Said Mustala sentait le sang battre à ses tempes. Avec ce que lui avait donné l’inconnu, il avait juste de quoi se payer quelques bières. Pour 500 marks allemands ! Personne ne lui avait dit que le dinar depuis quelque temps flottait à peu près aussi bien que le Titanic… Il enfouit le reste des billets dans sa poche. Ivre de fureur. Il s’était fait avoir… Il sortit du café, prêt à traverser la place pour regagner le lieu de son rendez-vous lorsqu’il aperçut, presque au même endroit, le jeune homme qui l’avait escroqué ! En train d’aborder un autre pigeon.

Le sang du vieil Oustachi ne fit qu’un tour ! Traversant le rond-point au risque de se faire écraser, il fonça sur le jeune voyou et se planta devant lui.

— Rends-moi mon argent ! lança-t-il. Voleur !

Le jeune homme regarda ce vieil homme au visage ridé qui paraissait bien inoffensif : un paysan endimanché. Il haussa les épaules, méprisant.

— Qu’est-ce que tu racontes ? Je t’ai donné un bon taux. Tire-toi.

D’une bourrade, il envoya valdinguer Said Mustala, réalisant trop tard la dureté des muscles de son adversaire.

Said Mustala alla s’aplatir contre le mur de la mosquée. Voyant rouge ! D’un réflexe automatique, il plongea la main entre sa ceinture et sa peau, arrachant de sa gaine le long poignard qui lui avait servi à régler tant de comptes. Le voyou n’eut pas le temps de s’enfuir. La pointe s’enfonçait déjà dans son ventre et il sentit son sang se liquéfier devant le regard fou du vieil homme ...

— Mon argent !

Cette fois, c’était sérieux. Il hésita quelques secondes, mais comprit que l’autre allait le tuer. La sauvagerie dans ses yeux ne trompait pas. Avec précaution, il tira de sa poche une liasse de marks et compta cinq billets. Au moment où il allait l’y remettre, Said Mustala lança froidement :

— Tu m’en donnes deux de plus.

Ce n’était que justice.

Le voyou se tortilla, fou de frustration.
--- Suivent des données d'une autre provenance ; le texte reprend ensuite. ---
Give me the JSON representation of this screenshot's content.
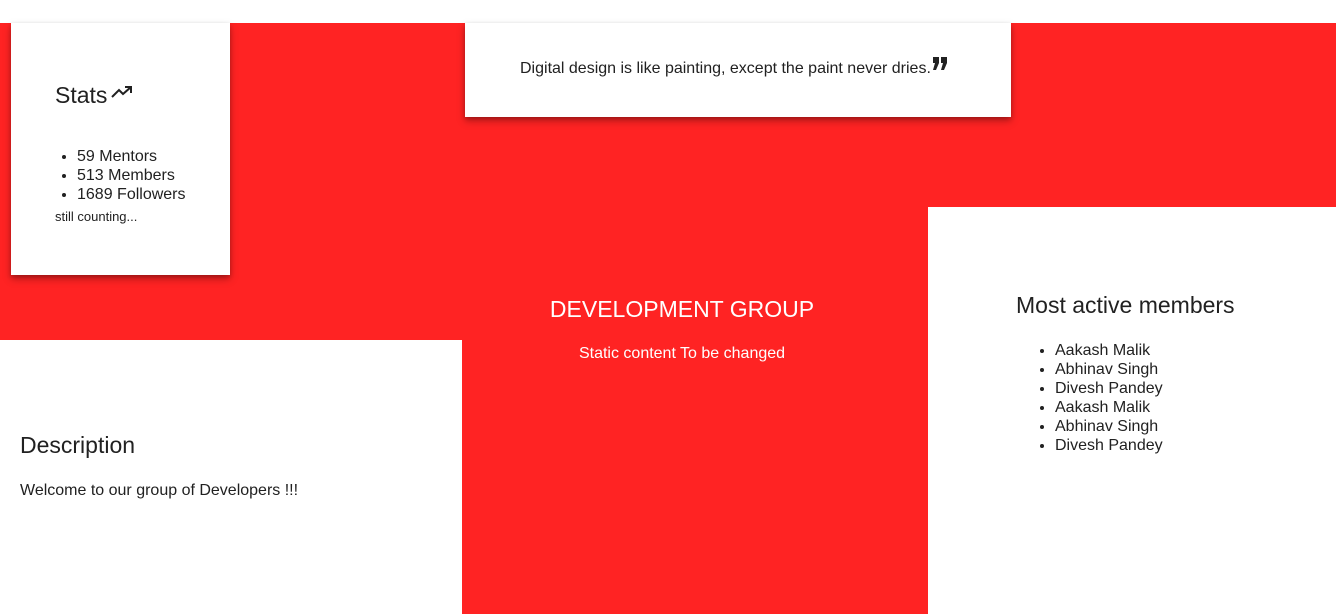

Machinalement, il voulut refermer la main sur le poignard pour l’écarter et poussa un cri de douleur, ôtant sa main entaillée jusqu’à l’os.

— Eh, le vieux, tu es fou ! bredouilla-t-il.

Said Mustala ne l’écoutait pas. Délicatement, il prit deux billets dans la liasse, remit tous les billets dans sa poche, abaissa son poignard et lança :

— Sauve-toi, voleur.

Le garçon ne se le fit pas dire deux fois, s’enfuyant à toutes jambes vers la rue Ratocka.

Cent mètres plus loin, il tomba sur une voiture bleu et blanc de la Milicja arrêtée au coin de la place. Le conducteur lui adressa un signe amical. Tous les policiers du coin connaissaient le changeur clandestin. Celui-ci s’approcha de la voiture et le conducteur aperçut sa main ensanglantée.

— Qu’est-ce qui t’est arrivé ?

— Un fou ! explosa le jeune homme. Un vieux fou avec un grand couteau ! Il m’a attaqué sur la place Zrtava Fasizma. Sûrement un fasciste Oustachi.

Les deux policiers se regardèrent. Un Oustachi dans les rues de Zagreb, en 1991… S’il n’y avait pas eu la sale blessure, ils n’auraient prêté aucune attention aux propos du jeune homme. Mais on ne sait jamais…

— Allez, monte, dit le chauffeur, on va aller voir.